Obama Learns What You Sow in the Senate, You Reap in the White House
February 22, 2016 · 3:02 PM EST
If elected president, Republican Sens. Ted Cruz or Marco Rubio probably won’t keep much more more than the doorknobs from the current White House. But they could take away one valuable lesson from President Barack Obama: What you sow in the Senate, you’ll reap in the Oval Office.
Obama has the opportunity to change the direction of the U.S. Supreme Court for a generation by nominating his third associate justice over his eight years in office. But after Justice Antonin Scalia died suddenly, Senate Majority Leader Mitch McConnell quickly declared, “This vacancy should not be filled until we have a new President.”

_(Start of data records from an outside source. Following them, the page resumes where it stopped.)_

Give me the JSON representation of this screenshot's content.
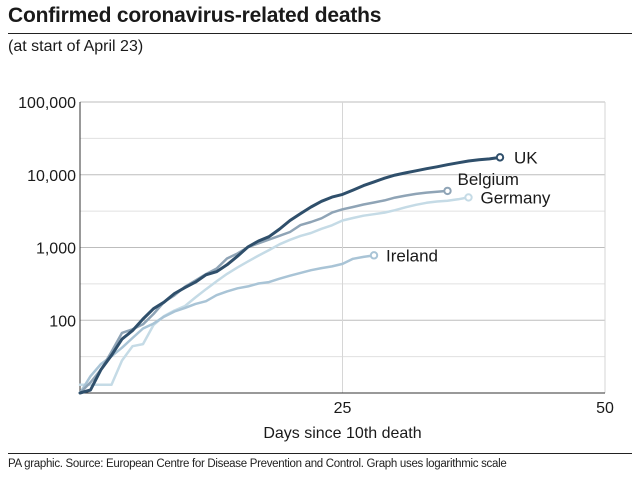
{
  "header": {
    "title": "Confirmed coronavirus-related deaths",
    "subtitle": "(at start of April 23)"
  },
  "footer": {
    "source": "PA graphic. Source: European Centre for Disease Prevention and Control. Graph uses logarithmic scale"
  },
  "chart_data": {
    "type": "line",
    "title": "Confirmed coronavirus-related deaths",
    "subtitle": "(at start of April 23)",
    "xlabel": "Days since 10th death",
    "ylabel": "",
    "xlim": [
      0,
      50
    ],
    "ylim": [
      10,
      100000
    ],
    "yscale": "log",
    "xticks": [
      25,
      50
    ],
    "xtick_labels": [
      "25",
      "50"
    ],
    "yticks": [
      100,
      1000,
      10000,
      100000
    ],
    "ytick_labels": [
      "100",
      "1,000",
      "10,000",
      "100,000"
    ],
    "grid": true,
    "legend": "direct labels at line ends",
    "series": [
      {
        "name": "UK",
        "color": "#2f4f6b",
        "points": [
          [
            0,
            10
          ],
          [
            1,
            11
          ],
          [
            2,
            21
          ],
          [
            3,
            33
          ],
          [
            4,
            55
          ],
          [
            5,
            72
          ],
          [
            6,
            104
          ],
          [
            7,
            144
          ],
          [
            8,
            177
          ],
          [
            9,
            233
          ],
          [
            10,
            281
          ],
          [
            11,
            335
          ],
          [
            12,
            422
          ],
          [
            13,
            465
          ],
          [
            14,
            578
          ],
          [
            15,
            760
          ],
          [
            16,
            1019
          ],
          [
            17,
            1228
          ],
          [
            18,
            1408
          ],
          [
            19,
            1789
          ],
          [
            20,
            2352
          ],
          [
            21,
            2921
          ],
          [
            22,
            3605
          ],
          [
            23,
            4313
          ],
          [
            24,
            4934
          ],
          [
            25,
            5373
          ],
          [
            26,
            6159
          ],
          [
            27,
            7097
          ],
          [
            28,
            7978
          ],
          [
            29,
            8958
          ],
          [
            30,
            9875
          ],
          [
            31,
            10612
          ],
          [
            32,
            11329
          ],
          [
            33,
            12107
          ],
          [
            34,
            12868
          ],
          [
            35,
            13729
          ],
          [
            36,
            14576
          ],
          [
            37,
            15464
          ],
          [
            38,
            16060
          ],
          [
            39,
            16509
          ],
          [
            40,
            17337
          ]
        ],
        "label": "UK"
      },
      {
        "name": "Belgium",
        "color": "#8fa4b6",
        "points": [
          [
            0,
            10
          ],
          [
            1,
            14
          ],
          [
            2,
            21
          ],
          [
            3,
            37
          ],
          [
            4,
            67
          ],
          [
            5,
            75
          ],
          [
            6,
            88
          ],
          [
            7,
            122
          ],
          [
            8,
            178
          ],
          [
            9,
            220
          ],
          [
            10,
            289
          ],
          [
            11,
            353
          ],
          [
            12,
            431
          ],
          [
            13,
            513
          ],
          [
            14,
            705
          ],
          [
            15,
            828
          ],
          [
            16,
            1011
          ],
          [
            17,
            1143
          ],
          [
            18,
            1283
          ],
          [
            19,
            1447
          ],
          [
            20,
            1632
          ],
          [
            21,
            2035
          ],
          [
            22,
            2240
          ],
          [
            23,
            2523
          ],
          [
            24,
            3019
          ],
          [
            25,
            3346
          ],
          [
            26,
            3600
          ],
          [
            27,
            3903
          ],
          [
            28,
            4157
          ],
          [
            29,
            4440
          ],
          [
            30,
            4857
          ],
          [
            31,
            5163
          ],
          [
            32,
            5453
          ],
          [
            33,
            5683
          ],
          [
            34,
            5828
          ],
          [
            35,
            5998
          ]
        ],
        "label": "Belgium"
      },
      {
        "name": "Germany",
        "color": "#c5dbe6",
        "points": [
          [
            0,
            13
          ],
          [
            1,
            13
          ],
          [
            2,
            13
          ],
          [
            3,
            13
          ],
          [
            4,
            28
          ],
          [
            5,
            44
          ],
          [
            6,
            47
          ],
          [
            7,
            86
          ],
          [
            8,
            114
          ],
          [
            9,
            136
          ],
          [
            10,
            157
          ],
          [
            11,
            206
          ],
          [
            12,
            267
          ],
          [
            13,
            342
          ],
          [
            14,
            433
          ],
          [
            15,
            533
          ],
          [
            16,
            645
          ],
          [
            17,
            775
          ],
          [
            18,
            920
          ],
          [
            19,
            1107
          ],
          [
            20,
            1275
          ],
          [
            21,
            1444
          ],
          [
            22,
            1584
          ],
          [
            23,
            1810
          ],
          [
            24,
            2016
          ],
          [
            25,
            2349
          ],
          [
            26,
            2544
          ],
          [
            27,
            2736
          ],
          [
            28,
            2871
          ],
          [
            29,
            3022
          ],
          [
            30,
            3254
          ],
          [
            31,
            3569
          ],
          [
            32,
            3868
          ],
          [
            33,
            4110
          ],
          [
            34,
            4294
          ],
          [
            35,
            4404
          ],
          [
            36,
            4598
          ],
          [
            37,
            4879
          ]
        ],
        "label": "Germany"
      },
      {
        "name": "Ireland",
        "color": "#a9c4d6",
        "points": [
          [
            0,
            10
          ],
          [
            1,
            17
          ],
          [
            2,
            25
          ],
          [
            3,
            32
          ],
          [
            4,
            42
          ],
          [
            5,
            57
          ],
          [
            6,
            77
          ],
          [
            7,
            90
          ],
          [
            8,
            112
          ],
          [
            9,
            132
          ],
          [
            10,
            148
          ],
          [
            11,
            168
          ],
          [
            12,
            183
          ],
          [
            13,
            221
          ],
          [
            14,
            249
          ],
          [
            15,
            275
          ],
          [
            16,
            292
          ],
          [
            17,
            320
          ],
          [
            18,
            335
          ],
          [
            19,
            372
          ],
          [
            20,
            410
          ],
          [
            21,
            448
          ],
          [
            22,
            488
          ],
          [
            23,
            521
          ],
          [
            24,
            550
          ],
          [
            25,
            595
          ],
          [
            26,
            700
          ],
          [
            27,
            743
          ],
          [
            28,
            780
          ]
        ],
        "label": "Ireland"
      }
    ]
  }
}
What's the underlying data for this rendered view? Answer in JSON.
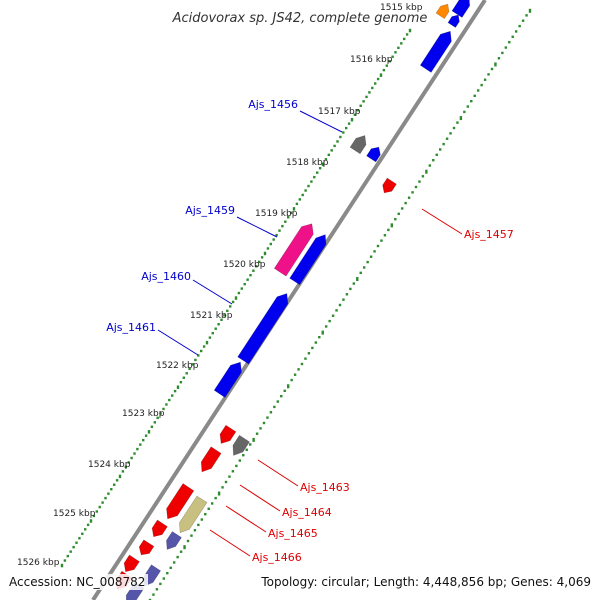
{
  "title": "Acidovorax sp. JS42, complete genome",
  "footer": {
    "accession": "Accession: NC_008782",
    "topology": "Topology: circular; Length: 4,448,856 bp; Genes: 4,069"
  },
  "colors": {
    "backbone": "#8a8a8a",
    "scale_dots": "#2e8b2e",
    "forward_label": "#0000cc",
    "reverse_label": "#dd0000",
    "blue_gene": "#0000ee",
    "red_gene": "#ee0000",
    "gray_gene": "#666666",
    "pink_gene": "#ee1188",
    "khaki_gene": "#c8c080",
    "slate_gene": "#5555aa",
    "orange_gene": "#ff8800"
  },
  "scale": {
    "ticks": [
      "1515 kbp",
      "1516 kbp",
      "1517 kbp",
      "1518 kbp",
      "1519 kbp",
      "1520 kbp",
      "1521 kbp",
      "1522 kbp",
      "1523 kbp",
      "1524 kbp",
      "1525 kbp",
      "1526 kbp"
    ]
  },
  "genes": {
    "forward_labels": [
      "Ajs_1456",
      "Ajs_1459",
      "Ajs_1460",
      "Ajs_1461"
    ],
    "reverse_labels": [
      "Ajs_1457",
      "Ajs_1463",
      "Ajs_1464",
      "Ajs_1465",
      "Ajs_1466"
    ]
  }
}
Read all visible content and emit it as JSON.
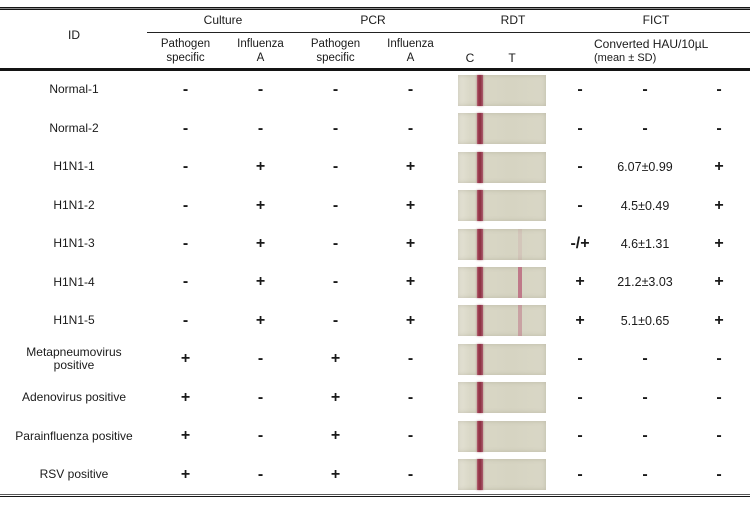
{
  "table": {
    "header": {
      "id": "ID",
      "culture": "Culture",
      "pcr": "PCR",
      "rdt": "RDT",
      "fict": "FICT",
      "pathogen_specific_line1": "Pathogen",
      "pathogen_specific_line2": "specific",
      "influenza_line1": "Influenza",
      "influenza_line2": "A",
      "c": "C",
      "t": "T",
      "fict_sub_line1": "Converted HAU/10µL",
      "fict_sub_line2": "(mean ± SD)"
    },
    "rows": [
      {
        "id": "Normal-1",
        "culture_pathogen": "-",
        "culture_influenza_a": "-",
        "pcr_pathogen": "-",
        "pcr_influenza_a": "-",
        "rdt_strip": {
          "c_line": true,
          "t_line": "none"
        },
        "fict_result": "-",
        "fict_hau": "-",
        "fict_final": "-"
      },
      {
        "id": "Normal-2",
        "culture_pathogen": "-",
        "culture_influenza_a": "-",
        "pcr_pathogen": "-",
        "pcr_influenza_a": "-",
        "rdt_strip": {
          "c_line": true,
          "t_line": "none"
        },
        "fict_result": "-",
        "fict_hau": "-",
        "fict_final": "-"
      },
      {
        "id": "H1N1-1",
        "culture_pathogen": "-",
        "culture_influenza_a": "+",
        "pcr_pathogen": "-",
        "pcr_influenza_a": "+",
        "rdt_strip": {
          "c_line": true,
          "t_line": "none"
        },
        "fict_result": "-",
        "fict_hau": "6.07±0.99",
        "fict_final": "+"
      },
      {
        "id": "H1N1-2",
        "culture_pathogen": "-",
        "culture_influenza_a": "+",
        "pcr_pathogen": "-",
        "pcr_influenza_a": "+",
        "rdt_strip": {
          "c_line": true,
          "t_line": "none"
        },
        "fict_result": "-",
        "fict_hau": "4.5±0.49",
        "fict_final": "+"
      },
      {
        "id": "H1N1-3",
        "culture_pathogen": "-",
        "culture_influenza_a": "+",
        "pcr_pathogen": "-",
        "pcr_influenza_a": "+",
        "rdt_strip": {
          "c_line": true,
          "t_line": "trace"
        },
        "fict_result": "-/+",
        "fict_hau": "4.6±1.31",
        "fict_final": "+"
      },
      {
        "id": "H1N1-4",
        "culture_pathogen": "-",
        "culture_influenza_a": "+",
        "pcr_pathogen": "-",
        "pcr_influenza_a": "+",
        "rdt_strip": {
          "c_line": true,
          "t_line": "strong"
        },
        "fict_result": "+",
        "fict_hau": "21.2±3.03",
        "fict_final": "+"
      },
      {
        "id": "H1N1-5",
        "culture_pathogen": "-",
        "culture_influenza_a": "+",
        "pcr_pathogen": "-",
        "pcr_influenza_a": "+",
        "rdt_strip": {
          "c_line": true,
          "t_line": "faint"
        },
        "fict_result": "+",
        "fict_hau": "5.1±0.65",
        "fict_final": "+"
      },
      {
        "id": "Metapneumovirus positive",
        "culture_pathogen": "+",
        "culture_influenza_a": "-",
        "pcr_pathogen": "+",
        "pcr_influenza_a": "-",
        "rdt_strip": {
          "c_line": true,
          "t_line": "none"
        },
        "fict_result": "-",
        "fict_hau": "-",
        "fict_final": "-"
      },
      {
        "id": "Adenovirus positive",
        "culture_pathogen": "+",
        "culture_influenza_a": "-",
        "pcr_pathogen": "+",
        "pcr_influenza_a": "-",
        "rdt_strip": {
          "c_line": true,
          "t_line": "none"
        },
        "fict_result": "-",
        "fict_hau": "-",
        "fict_final": "-"
      },
      {
        "id": "Parainfluenza positive",
        "culture_pathogen": "+",
        "culture_influenza_a": "-",
        "pcr_pathogen": "+",
        "pcr_influenza_a": "-",
        "rdt_strip": {
          "c_line": true,
          "t_line": "none"
        },
        "fict_result": "-",
        "fict_hau": "-",
        "fict_final": "-"
      },
      {
        "id": "RSV positive",
        "culture_pathogen": "+",
        "culture_influenza_a": "-",
        "pcr_pathogen": "+",
        "pcr_influenza_a": "-",
        "rdt_strip": {
          "c_line": true,
          "t_line": "none"
        },
        "fict_result": "-",
        "fict_hau": "-",
        "fict_final": "-"
      }
    ]
  }
}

The president and his party have a right to be frustrated, considering Obama’s term doesn’t end for another 11 months. But Obama ceded some of the moral high ground when he filibustered one of President George W. Bush’s nominees during his time in the Senate.
On Wednesday, White House Press Secretary Josh Earnest announced Obama regretted filibustering now-Associate Justice Samuel Alito in 2006, but tried to split hairs on the difference in order to keep the pressure on the Republicans.
“What the president regrets is that Senate Democrats didn’t focus more on making an effective public case about those substantive objections,” Earnest said, referring to Alito’s rulings as a lower court judge. “Instead, some Democrats engaged in a process of throwing sand in the gears of the confirmation process. And that’s an approach that the president regrets.”
Earnest and others argue that Republicans’ apparent unwillingness to give an Obama nominee a hearing and vote on the floor is unprecedented. But it’s not difficult to see how Democrats would have acted the same way in early 2006, if they had been in the majority and had their eyes Bush’s job approval rating, which was trending steadily downward toward the midterm elections.
But this is not the first time Obama had a change of heart from the Senate to the Oval Office.
Three years ago, President Obama implored congressional Republicans to raise the debt limit. And, once again, his high ground wasn’t particularly firm after voting against the debt ceiling and being so defiant about the proposal as a senator.
“The fact that we are here today to debate raising America’s debt limit is a sign of leadership failure. It is a sign that the U.S. government can’t pay its own bills. … I therefore intend to oppose the effort to increase America’s debt limit,” Obama said in 2006.
Less than seven years later as president, Obama admitted it was a “political vote” but instructed lawmakers not to take the same course of action.
“That was just an example of a new Senator, you know, making what is a political vote, as opposed to doing what was important for the country. And I’m the first one to acknowledge it,” Obama told ABC’s George Stephanopoulos.
“As President, you start realizing, ‘You know what? We can’t play around with this stuff. This is the full faith in credit of the United States,’” Obama added.
It’s easy for Cruz and Rubio to make the passionate case for checks and balances, but if one of them gets elected and Democrats retake all or part of Congress, neither of them should be surprised if the opposition party delights in grinding the Republican president’s agenda to a halt.